Extinct genus of amphibians

Notobatrachus is an extinct genus of frog from the Lower Jurassic (Toarcian) Cañadon Asfalto Formation, Cañadón Asfalto Basin and Middle Jurassic La Matilde Formation, Deseado Massif of Patagonia, Argentina. N. degiustoi is the most completely known Jurassic frog and has been recorded in many outcrops of the La Matilde Formation of the Deseado Massif in southern Patagonia.

== Description ==
Most of the specimens of N. degiustoi are post-metamorphic individuals, with the largest individuals reaching body lengths of 15 cm, making them among the largest known frogs of the Mesozoic era, and comparable in size to many large modern frogs. CPBA-V-14003 consists of disarticulated cranial and postcranial elements, and may correspond either to a late metamorphosing tadpole or an early post-metamorphic individual.

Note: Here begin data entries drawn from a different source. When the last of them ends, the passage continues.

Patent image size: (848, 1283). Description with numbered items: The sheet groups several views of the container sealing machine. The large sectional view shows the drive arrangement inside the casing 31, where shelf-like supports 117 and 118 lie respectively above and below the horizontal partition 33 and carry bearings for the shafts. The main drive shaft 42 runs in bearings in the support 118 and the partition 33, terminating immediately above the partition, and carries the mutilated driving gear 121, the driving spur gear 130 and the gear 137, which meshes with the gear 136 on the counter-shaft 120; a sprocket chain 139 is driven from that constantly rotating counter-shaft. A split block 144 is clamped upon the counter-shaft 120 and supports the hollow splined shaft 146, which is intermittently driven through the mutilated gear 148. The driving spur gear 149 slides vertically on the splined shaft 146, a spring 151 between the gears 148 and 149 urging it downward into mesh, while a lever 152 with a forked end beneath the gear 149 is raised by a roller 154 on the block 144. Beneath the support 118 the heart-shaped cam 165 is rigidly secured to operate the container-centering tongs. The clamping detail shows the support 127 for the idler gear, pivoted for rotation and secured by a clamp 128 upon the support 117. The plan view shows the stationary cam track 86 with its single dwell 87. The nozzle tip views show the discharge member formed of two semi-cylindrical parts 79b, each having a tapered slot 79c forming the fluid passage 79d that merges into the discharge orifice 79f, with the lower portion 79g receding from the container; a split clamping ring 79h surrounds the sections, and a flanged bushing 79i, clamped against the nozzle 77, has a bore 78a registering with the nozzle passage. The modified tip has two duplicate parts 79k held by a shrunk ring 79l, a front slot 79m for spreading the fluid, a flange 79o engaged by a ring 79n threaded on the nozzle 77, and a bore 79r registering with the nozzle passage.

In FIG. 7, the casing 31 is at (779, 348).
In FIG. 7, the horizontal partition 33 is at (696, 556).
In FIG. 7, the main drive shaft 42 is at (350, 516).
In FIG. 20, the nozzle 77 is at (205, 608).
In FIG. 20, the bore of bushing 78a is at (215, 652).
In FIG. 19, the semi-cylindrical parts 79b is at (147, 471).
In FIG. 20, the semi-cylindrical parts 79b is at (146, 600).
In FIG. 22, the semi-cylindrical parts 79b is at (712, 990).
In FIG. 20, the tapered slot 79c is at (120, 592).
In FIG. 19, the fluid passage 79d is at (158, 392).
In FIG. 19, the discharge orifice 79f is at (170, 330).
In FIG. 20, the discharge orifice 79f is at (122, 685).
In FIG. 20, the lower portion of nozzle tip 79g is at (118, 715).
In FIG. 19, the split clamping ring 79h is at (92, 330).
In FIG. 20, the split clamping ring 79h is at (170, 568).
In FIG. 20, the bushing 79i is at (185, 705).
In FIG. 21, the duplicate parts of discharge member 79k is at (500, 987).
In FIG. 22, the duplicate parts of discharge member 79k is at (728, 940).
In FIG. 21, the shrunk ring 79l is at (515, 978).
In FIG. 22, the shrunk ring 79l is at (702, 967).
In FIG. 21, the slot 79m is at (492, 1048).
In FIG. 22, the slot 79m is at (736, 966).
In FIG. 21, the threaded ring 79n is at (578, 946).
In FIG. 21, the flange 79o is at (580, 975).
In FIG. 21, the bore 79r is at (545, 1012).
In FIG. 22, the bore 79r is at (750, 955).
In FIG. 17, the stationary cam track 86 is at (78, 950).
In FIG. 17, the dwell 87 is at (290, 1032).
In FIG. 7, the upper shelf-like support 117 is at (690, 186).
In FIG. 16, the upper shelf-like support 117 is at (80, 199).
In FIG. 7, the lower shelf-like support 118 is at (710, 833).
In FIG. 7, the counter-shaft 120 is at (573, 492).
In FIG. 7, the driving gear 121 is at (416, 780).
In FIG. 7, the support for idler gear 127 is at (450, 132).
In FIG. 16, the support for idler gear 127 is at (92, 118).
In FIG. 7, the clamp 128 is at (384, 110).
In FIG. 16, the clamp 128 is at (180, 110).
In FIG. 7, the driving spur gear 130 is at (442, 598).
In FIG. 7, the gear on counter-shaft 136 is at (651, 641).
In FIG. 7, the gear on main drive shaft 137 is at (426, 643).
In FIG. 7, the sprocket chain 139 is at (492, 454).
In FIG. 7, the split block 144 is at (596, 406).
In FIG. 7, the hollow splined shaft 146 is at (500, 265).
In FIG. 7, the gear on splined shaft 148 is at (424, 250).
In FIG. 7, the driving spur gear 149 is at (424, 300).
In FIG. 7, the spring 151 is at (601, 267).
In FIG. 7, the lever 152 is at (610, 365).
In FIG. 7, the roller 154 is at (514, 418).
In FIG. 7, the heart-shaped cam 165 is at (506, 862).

In 2024, a tadpole specimen of N. degiustoi (MPM-PV 23540) was reported from the La Matilde Formation of Argentina, representing the oldest known tadpole and the first stem-anuran larva in the fossil record. Tadpoles of this species reached lengths of 15.9 cm, among the largest recorded in frogs living or extinct.

== Ecology ==
Notobatrachus degiustoi lived in a floodplain environment that varied from being seasonally wet to seasonally dry. Tadpoles of Notobatrachus degiustoi are thought to have lived in ephemeral ponds that formed and disappeared seasonally. Like many living tadpoles, they are thought to have been filter feeders.

== Taxonomy ==
Notobatrachus is thought to be a member of the stem-group of Anura, with all living frogs more closely related to each other than Notobatrachus, though Notobatrachus is more closely related to modern frogs than earlier salientians like Triadobatrachus, Czatkobatrachus, and Prosalirus.